Nach der Übersiedlung im Jahr 1716 nach Wien wurde Caldara unter Johann Joseph Fux erster Vizekapellmeister der Wiener Hofmusikkapelle am Kaiserhof. Er machte sich mit über 3400 komponierten Werken, vor allem im Bereich der Vokalmusik, darunter mehr als 80 Opern, 43 Oratorien, etwa 150 Messen, Serenaden, Kantaten und Sinfonien einen Namen. Seine Musik zeichnet sich durch großen Melodienreichtum aus.
Kaiser Karl VI. dirigierte damals einige Opern seines Vizekapellmeisters selbst. Die gut arrangierte Mischung von italienischen und deutsch-österreichischen Elementen brachte der Musik des Venezianers in Wien großen Erfolg.
Musik
Neben Johann Joseph Fux und Francesco Conti schuf Caldara für Kirchenfeste die „verbindliche musikalische Gestalt“ des spätbarocken Wiener „Imperialstils“, wobei die Prachtentfaltung in einer großen Bandbreite an Formen realisiert wurde: Kanonsätze ohne Instrumente, chorische Doppelfugen und virtuose Soloarien mit konzertierenden Instrumenten.[2] Neben kontrapunktischer Meisterschaft gehört gefällige Melodik, Wohlklang und Anpassungsfähigkeit an aufführungspraktische Anforderungen zum Profil von Caldaras kirchenmusikalischem Werk.[3]
Beinahe die Hälfte seiner Oratorien schrieb Caldara, bevor er in Wien am kaiserlichen Hof Vizekapellmeister wurde.[4] Die italienischen Oratorien zeigen seinen „ausgeprägten Sinn für Dramatik“,[5] entsprechend der gesellschaftlichen Rolle der Oratorien wurden sie zum „Opernersatz“.[6] Das venezianische Formenrepertoire ist erkennbar mit Tanzarien und Schlummerszenen, in Mantua macht sich wegen der Vorlieben des Auftraggebers französischer Geschmack bemerkbar mit punktierten Rhythmen und geradtaktig-periodischen Arien, in Rom wandte sich Caldara zum frühgalanten Stil:[5] Metrisches Gleichgewicht und Quadratur in durchsichtig-homophonem Satz bringt „großräumige Dreiklangsthemen, die bisher als Eigentum der Neapolitaner galten“, die Instrumentation fungiert als Szenenkolorit.[7]
Dem Geschmack des Kaisers folgend sind im Gegensatz dazu die Wiener Oratorien, die fast alle in der Wiener Hofburgkapelle aufgeführt wurden,[8] kontrapunktisch dicht gearbeitet unter Verzicht auf dramatische Schlagkraft und Formenvielfalt.[5] Caldara vertonte hier die meisten Oratorientexte des kaiserlichen Hofpoeten Apostolo Zeno als erster.[9]
Den breitesten Raum in Caldaras Schaffen nehmen Messen im modernen Stil, in „mehr oder weniger opulenter Ausführung“ und unter Verwendung aller Ordinariumsteile ein, da dieser Typ entsprechend dem Reglement am Habsburger Hof abseits der Advents- und Fastenzeit vorgesehen war.

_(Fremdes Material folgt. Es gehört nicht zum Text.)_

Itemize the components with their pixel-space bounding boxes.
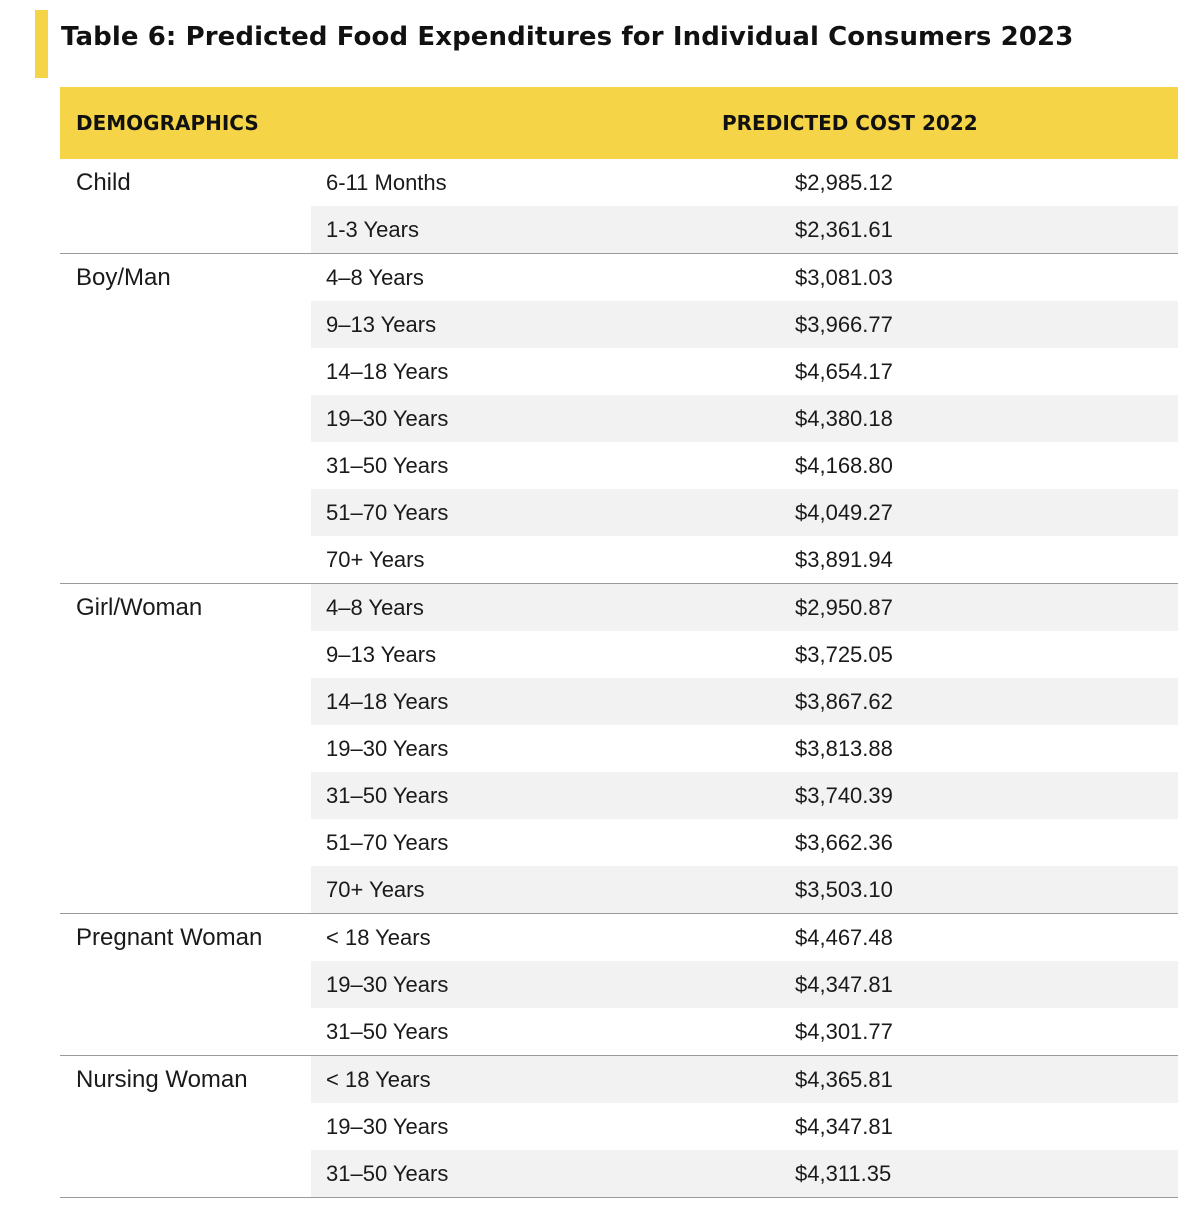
predicted-cost-cell: $3,662.36 bbox=[795, 830, 893, 855]
age-range-cell: 51–70 Years bbox=[326, 830, 449, 855]
table-row: 31–50 Years $4,301.77 bbox=[311, 1008, 1178, 1055]
predicted-cost-cell: $4,049.27 bbox=[795, 500, 893, 525]
table-row: < 18 Years $4,365.81 bbox=[311, 1056, 1178, 1103]
age-range-cell: 31–50 Years bbox=[326, 783, 449, 808]
age-range-cell: 70+ Years bbox=[326, 877, 425, 902]
table-row: 70+ Years $3,891.94 bbox=[311, 536, 1178, 583]
title-accent-bar bbox=[35, 10, 48, 78]
table-row: 14–18 Years $4,654.17 bbox=[311, 348, 1178, 395]
group-label: Child bbox=[76, 169, 131, 196]
table-row: 31–50 Years $4,168.80 bbox=[311, 442, 1178, 489]
age-range-cell: 31–50 Years bbox=[326, 1019, 449, 1044]
predicted-cost-cell: $3,503.10 bbox=[795, 877, 893, 902]
predicted-cost-cell: $2,361.61 bbox=[795, 217, 893, 242]
table-row: 19–30 Years $3,813.88 bbox=[311, 725, 1178, 772]
header-predicted-cost: PREDICTED COST 2022 bbox=[722, 111, 978, 135]
table-row: < 18 Years $4,467.48 bbox=[311, 914, 1178, 961]
table-row: 19–30 Years $4,347.81 bbox=[311, 961, 1178, 1008]
predicted-cost-cell: $4,311.35 bbox=[795, 1161, 892, 1186]
table-group: Pregnant Woman < 18 Years $4,467.48 19–30 Y… bbox=[60, 914, 1178, 1056]
group-label: Nursing Woman bbox=[76, 1066, 248, 1093]
predicted-cost-cell: $3,966.77 bbox=[795, 312, 893, 337]
age-range-cell: 19–30 Years bbox=[326, 406, 449, 431]
table-row: 4–8 Years $2,950.87 bbox=[311, 584, 1178, 631]
age-range-cell: 14–18 Years bbox=[326, 359, 449, 384]
table-row: 19–30 Years $4,380.18 bbox=[311, 395, 1178, 442]
table-row: 4–8 Years $3,081.03 bbox=[311, 254, 1178, 301]
table-group: Child 6-11 Months $2,985.12 1-3 Years $2,361… bbox=[60, 159, 1178, 254]
age-range-cell: 31–50 Years bbox=[326, 453, 449, 478]
predicted-cost-cell: $3,725.05 bbox=[795, 642, 893, 667]
table-group: Girl/Woman 4–8 Years $2,950.87 9–13 Years $3… bbox=[60, 584, 1178, 914]
age-range-cell: 4–8 Years bbox=[326, 265, 424, 290]
age-range-cell: 9–13 Years bbox=[326, 642, 437, 667]
group-label: Girl/Woman bbox=[76, 594, 203, 621]
predicted-cost-cell: $4,347.81 bbox=[795, 972, 893, 997]
age-range-cell: 1-3 Years bbox=[326, 217, 419, 242]
table-title-block: Table 6: Predicted Food Expenditures for… bbox=[35, 10, 1185, 78]
age-range-cell: < 18 Years bbox=[326, 925, 431, 950]
table-body: Child 6-11 Months $2,985.12 1-3 Years $2,361… bbox=[60, 159, 1178, 1198]
predicted-cost-cell: $4,168.80 bbox=[795, 453, 893, 478]
age-range-cell: 9–13 Years bbox=[326, 312, 437, 337]
predicted-cost-cell: $3,891.94 bbox=[795, 547, 893, 572]
predicted-cost-cell: $3,740.39 bbox=[795, 783, 893, 808]
age-range-cell: 31–50 Years bbox=[326, 1161, 449, 1186]
table-row: 70+ Years $3,503.10 bbox=[311, 866, 1178, 913]
header-demographics: DEMOGRAPHICS bbox=[76, 111, 259, 135]
table-row: 31–50 Years $4,311.35 bbox=[311, 1150, 1178, 1197]
table-header: DEMOGRAPHICS PREDICTED COST 2022 bbox=[60, 87, 1178, 159]
table-row: 9–13 Years $3,966.77 bbox=[311, 301, 1178, 348]
table-group: Boy/Man 4–8 Years $3,081.03 9–13 Years $3,96… bbox=[60, 254, 1178, 584]
predicted-cost-cell: $4,365.81 bbox=[795, 1067, 893, 1092]
predicted-cost-cell: $4,301.77 bbox=[795, 1019, 893, 1044]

Die Missa Gratiarum (1727) und die Missa Desiderii gehören zu jenen Werken, in denen Caldara sich durch die Folge eigenständiger musikalischer Nummern an der italienischen Missa solemnis orientiert.[10] Das erste Kyrie von Caldaras Missa Commemorationis ist ein Beispiel für das Fortleben der Ostinato-Technik mit einer wörtlich oder variiert wiederholten Tonfolge im Bass, die in der Oper im 17. Jahrhundert populär war und in der Kirchenmusik weiterhin in Gebrauch blieb.[11] In vielen „ordinari“-Messen Caldaras wird das erste Kyrie nach dem Christe wiederholt, was generell typisch für den deutschsprachigen Raum ist.[12] Manche Arien besetzte Caldara ungewöhnlicherweise nur mit Generalbass und einem Blasinstrument wie Clarino, Posaune oder Fagott.[13] Die vier A-cappella-Messen, die nach dem Vorbild Giovanni Pierluigi da Palestrinas Textverständlichkeit in imitatorischem Satz realisieren, entsprechen den Forderungen am Wiener Hof für einfache Gottesdienste.[5]
Vielfalt kennzeichnet Caldaras umfangreiche Produktion von hochwertigen Offertorium-Kompositionen. Dabei verwendete er auch Texte, die nicht fest dem jeweiligen Tagesfest zugeordnet waren.[14] Berühmtheit erlangten die 1715 in Bologna gedruckten Motetti a due e tre voci op. 4, die mit zwei oder drei Solostimmen und Generalbass „auf hohem satztechnischen Niveau“ der Schreibart des 17. Jahrhunderts folgen.[15]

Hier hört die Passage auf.